The YOG-83 was a gasoline barge built in January 1944 by the Concrete Ship Constructors of National City California for the Maritime Commission. It was in service as a gasoline barge in the Pacific before being moved and used during nuclear weapon testing. The testing was part of Operation Crossroads at Bikini Atoll. It was 375 ft long with a displacement rated at 10,960 tons. It was noted that the barge had incurred slight damage from general use during its service as a gasoline barge, but the damage was not significant and would not effect how the bomb testings would be rated.

== Test Able ==
Test A (or Test Able) was performed on July 1, 1946. The barge endured a pressure rating of 9.5 psi during the blast at 1,040 yd from the blast. Preliminary inspection indicated superficial damage to the barge only. Later detailed inspection confirmed the damage to be limited only to the top side of the barge.
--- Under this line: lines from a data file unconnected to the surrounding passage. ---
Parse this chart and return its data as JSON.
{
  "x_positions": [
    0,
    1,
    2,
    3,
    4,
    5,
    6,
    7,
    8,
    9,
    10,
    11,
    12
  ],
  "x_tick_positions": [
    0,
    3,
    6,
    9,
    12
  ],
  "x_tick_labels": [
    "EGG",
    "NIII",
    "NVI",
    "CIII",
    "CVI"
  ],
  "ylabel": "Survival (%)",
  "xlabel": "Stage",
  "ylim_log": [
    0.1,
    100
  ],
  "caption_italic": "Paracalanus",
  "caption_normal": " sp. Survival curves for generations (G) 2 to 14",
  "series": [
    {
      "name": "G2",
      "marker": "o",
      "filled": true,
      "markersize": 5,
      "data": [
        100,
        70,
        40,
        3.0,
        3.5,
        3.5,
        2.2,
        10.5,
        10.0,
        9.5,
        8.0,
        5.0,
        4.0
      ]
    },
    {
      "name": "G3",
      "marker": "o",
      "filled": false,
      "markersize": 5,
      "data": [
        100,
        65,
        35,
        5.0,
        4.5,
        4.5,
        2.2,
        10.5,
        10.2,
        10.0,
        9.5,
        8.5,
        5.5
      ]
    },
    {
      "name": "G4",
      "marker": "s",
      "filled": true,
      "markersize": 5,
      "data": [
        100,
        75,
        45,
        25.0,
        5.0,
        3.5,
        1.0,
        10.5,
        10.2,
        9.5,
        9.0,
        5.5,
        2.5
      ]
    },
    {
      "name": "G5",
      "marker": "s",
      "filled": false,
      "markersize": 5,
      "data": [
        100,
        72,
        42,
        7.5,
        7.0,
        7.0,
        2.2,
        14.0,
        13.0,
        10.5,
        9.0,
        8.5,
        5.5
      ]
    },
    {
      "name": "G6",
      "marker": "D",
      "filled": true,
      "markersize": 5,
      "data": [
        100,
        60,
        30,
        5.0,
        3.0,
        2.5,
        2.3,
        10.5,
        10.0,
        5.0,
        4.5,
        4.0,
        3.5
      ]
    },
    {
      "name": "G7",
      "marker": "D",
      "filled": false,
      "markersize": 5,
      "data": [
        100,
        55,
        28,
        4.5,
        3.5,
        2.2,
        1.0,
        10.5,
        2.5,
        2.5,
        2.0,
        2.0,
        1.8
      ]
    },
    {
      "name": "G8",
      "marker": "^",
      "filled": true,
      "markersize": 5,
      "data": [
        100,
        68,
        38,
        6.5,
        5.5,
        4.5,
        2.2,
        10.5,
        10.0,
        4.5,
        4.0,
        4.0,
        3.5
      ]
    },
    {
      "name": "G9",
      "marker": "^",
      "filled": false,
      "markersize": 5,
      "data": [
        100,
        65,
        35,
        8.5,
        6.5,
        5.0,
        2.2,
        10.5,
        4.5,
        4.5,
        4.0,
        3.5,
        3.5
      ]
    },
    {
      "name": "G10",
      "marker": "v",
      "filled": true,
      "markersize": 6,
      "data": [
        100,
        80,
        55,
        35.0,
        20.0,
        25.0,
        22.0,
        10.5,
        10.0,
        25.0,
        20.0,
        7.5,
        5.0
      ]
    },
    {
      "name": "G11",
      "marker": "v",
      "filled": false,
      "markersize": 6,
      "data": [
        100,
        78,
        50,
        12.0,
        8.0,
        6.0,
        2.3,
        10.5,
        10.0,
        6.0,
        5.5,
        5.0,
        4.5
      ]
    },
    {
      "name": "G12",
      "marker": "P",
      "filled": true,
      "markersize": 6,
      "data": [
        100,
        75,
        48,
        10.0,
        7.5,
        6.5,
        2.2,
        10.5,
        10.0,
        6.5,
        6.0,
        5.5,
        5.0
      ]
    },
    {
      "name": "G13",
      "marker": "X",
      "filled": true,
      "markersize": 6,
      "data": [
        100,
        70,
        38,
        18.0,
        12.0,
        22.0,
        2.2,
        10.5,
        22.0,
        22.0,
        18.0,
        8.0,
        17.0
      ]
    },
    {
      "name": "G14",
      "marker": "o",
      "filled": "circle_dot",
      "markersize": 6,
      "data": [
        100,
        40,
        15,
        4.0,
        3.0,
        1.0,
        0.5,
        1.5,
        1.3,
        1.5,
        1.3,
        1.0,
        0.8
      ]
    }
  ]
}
Damage included:
1. The draft remained unchanged from the pretest.
2. The roof dished downward slightly on amidships deck house.
3. The wheelhouse roof was blown off.
4. The steel frame life raft rack was pulled loose.
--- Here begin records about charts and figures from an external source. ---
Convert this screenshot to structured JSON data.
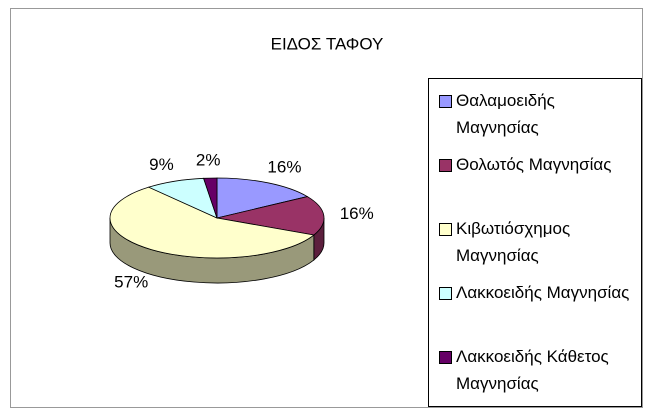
{
  "chart_data": {
    "type": "pie",
    "title": "ΕΙΔΟΣ ΤΑΦΟΥ",
    "categories": [
      "Θαλαμοειδής Μαγνησίας",
      "Θολωτός Μαγνησίας",
      "Κιβωτιόσχημος Μαγνησίας",
      "Λακκοειδής Μαγνησίας",
      "Λακκοειδής Κάθετος Μαγνησίας"
    ],
    "values": [
      16,
      16,
      57,
      9,
      2
    ],
    "value_labels": [
      "16%",
      "16%",
      "57%",
      "9%",
      "2%"
    ],
    "colors": [
      "#9999ff",
      "#993366",
      "#ffffcc",
      "#ccffff",
      "#660066"
    ],
    "legend": "right"
  }
}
5. There were blast burns on the poop deck frame structures.
6. The wheelhouse and tankhouse frames were bent forward.
7. There was charring on the forecastle.

== Test Baker ==
Test B (or Test Baker) was conducted on July 24, 1946. The YOG-83 suffered no apparent damage from this test. The radiation intensity allowed for fifteen minutes aboard each day initially for inspection.